Like any healthy eating plan, the low sodium diet implies a series of changes in relation to the current diet. However, it does not mean reaching extremes or turning food into suffering. There are, then, three fundamental premises that must be applied:
- Eliminate extra salt (like the salt shaker on the table)
- Choose foods low in sodium and identify those that contain high doses
- Change the methods of cooking and dressing, looking for alternatives to salt
Low Sodium Foods
- Meats and birds
- River fish
- Vegetables and fresh fruits
- Pulses and whole grains
- Nuts and seeds (natural, that is, unprocessed)
- Low-fat milk and yogurt
- Olive oil
- Herbs and spices
Foods with a High Salt Content
- Carbonated drinks
- Embossed meats
- Canned and pre-cooked products
- Bread and industrial bakery foods
- Frozen food
- Cubed broths
- Roasted and salted nuts
- Sauces and industrial dressings
- Fritters and package snacks
- Pickled foods (olives, pickles, etc.)
Other Recommendations for a Low Sodium Diet
Some relate the low consumption of salt with tasteless and unpleasant dishes. Actually, there are many alternative methods to cook without this added ingredient. For example, using herbs and spices helps enhance the flavor. In addition, you can follow tips such as:
- Cook steamed or in papillote (baked, wrapped in aluminum foil)

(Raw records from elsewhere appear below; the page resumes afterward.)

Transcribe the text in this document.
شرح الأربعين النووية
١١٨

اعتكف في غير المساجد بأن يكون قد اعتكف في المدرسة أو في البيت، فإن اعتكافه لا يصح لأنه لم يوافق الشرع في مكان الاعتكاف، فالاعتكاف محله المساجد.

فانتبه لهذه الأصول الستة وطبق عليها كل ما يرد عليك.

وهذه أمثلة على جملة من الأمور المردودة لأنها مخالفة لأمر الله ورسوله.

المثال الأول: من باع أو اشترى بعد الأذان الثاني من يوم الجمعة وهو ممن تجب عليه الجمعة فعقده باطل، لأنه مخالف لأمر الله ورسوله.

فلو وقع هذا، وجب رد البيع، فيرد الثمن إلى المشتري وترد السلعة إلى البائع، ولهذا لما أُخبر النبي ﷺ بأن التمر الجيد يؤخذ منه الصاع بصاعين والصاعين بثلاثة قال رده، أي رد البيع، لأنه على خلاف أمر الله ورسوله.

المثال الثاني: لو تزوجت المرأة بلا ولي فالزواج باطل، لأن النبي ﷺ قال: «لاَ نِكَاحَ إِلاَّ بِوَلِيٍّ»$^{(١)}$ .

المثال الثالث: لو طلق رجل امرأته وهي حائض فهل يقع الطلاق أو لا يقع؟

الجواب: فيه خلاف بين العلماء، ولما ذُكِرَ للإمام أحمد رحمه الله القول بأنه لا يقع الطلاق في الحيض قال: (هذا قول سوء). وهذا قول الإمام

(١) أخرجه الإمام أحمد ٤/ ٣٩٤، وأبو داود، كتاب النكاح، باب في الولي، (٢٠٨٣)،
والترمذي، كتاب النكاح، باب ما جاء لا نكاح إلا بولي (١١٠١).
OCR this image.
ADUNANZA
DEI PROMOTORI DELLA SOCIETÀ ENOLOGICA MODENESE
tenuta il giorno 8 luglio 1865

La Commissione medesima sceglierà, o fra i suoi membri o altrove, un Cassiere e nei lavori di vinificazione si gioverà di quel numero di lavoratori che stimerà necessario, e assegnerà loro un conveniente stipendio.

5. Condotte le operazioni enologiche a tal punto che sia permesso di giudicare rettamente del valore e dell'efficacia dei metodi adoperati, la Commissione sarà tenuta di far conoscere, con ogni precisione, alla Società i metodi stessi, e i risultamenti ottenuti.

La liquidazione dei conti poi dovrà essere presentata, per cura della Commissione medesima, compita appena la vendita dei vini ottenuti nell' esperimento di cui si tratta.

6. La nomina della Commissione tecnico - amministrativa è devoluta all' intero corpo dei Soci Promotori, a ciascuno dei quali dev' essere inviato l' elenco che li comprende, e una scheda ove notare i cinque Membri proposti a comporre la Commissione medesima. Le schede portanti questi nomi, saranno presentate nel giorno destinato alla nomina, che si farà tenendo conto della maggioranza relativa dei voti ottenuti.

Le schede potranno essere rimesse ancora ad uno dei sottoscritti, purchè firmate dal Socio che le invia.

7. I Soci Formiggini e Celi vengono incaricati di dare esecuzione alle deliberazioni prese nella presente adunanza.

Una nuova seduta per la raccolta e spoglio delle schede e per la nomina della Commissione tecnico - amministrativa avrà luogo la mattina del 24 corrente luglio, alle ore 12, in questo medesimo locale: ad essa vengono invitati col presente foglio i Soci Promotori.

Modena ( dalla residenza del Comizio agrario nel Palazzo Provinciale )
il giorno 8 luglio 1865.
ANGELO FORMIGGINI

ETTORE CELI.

- Use organic vinegars and lemon juice as a dressing
- Boil vegetables with little water
- Monitor medications that provide sodium
- Check food labels before buying them
- Use different herbs and vegetables to get more flavorful preparations
Example of Low Sodium Diet
To design the menus of a low-sodium diet, you should only consider what foods you should avoid. Thus, having clear healthy foods, you can vary the daily meals of the week. We expose a simple example:
- Breakfast: herbal tea, glass of skim milk and 2 whole wheat toast (without salt) with honey
- Mid-morning: a seasonal fruit or 1 glass of milk (200 ml) homemade vegetable
- Lunch: unsalted vegetable broth with olive oil and oregano, a portion of lean meat and 2 slices of wholemeal bread without sodium
- Snack: glass of yogurt skimmed with natural seeds
- Dinner: steamed vegetables with boiled rice without salt and seasoned with herbs, grilled breast and 1 banana
Do you think you’re eating too much salt? If you think it is time to limit the consumption of this ingredient, follow the low sodium diet. Finally, remember that if you are at risk of suffering cardiovascular disorders is essential to avoid excess sodium.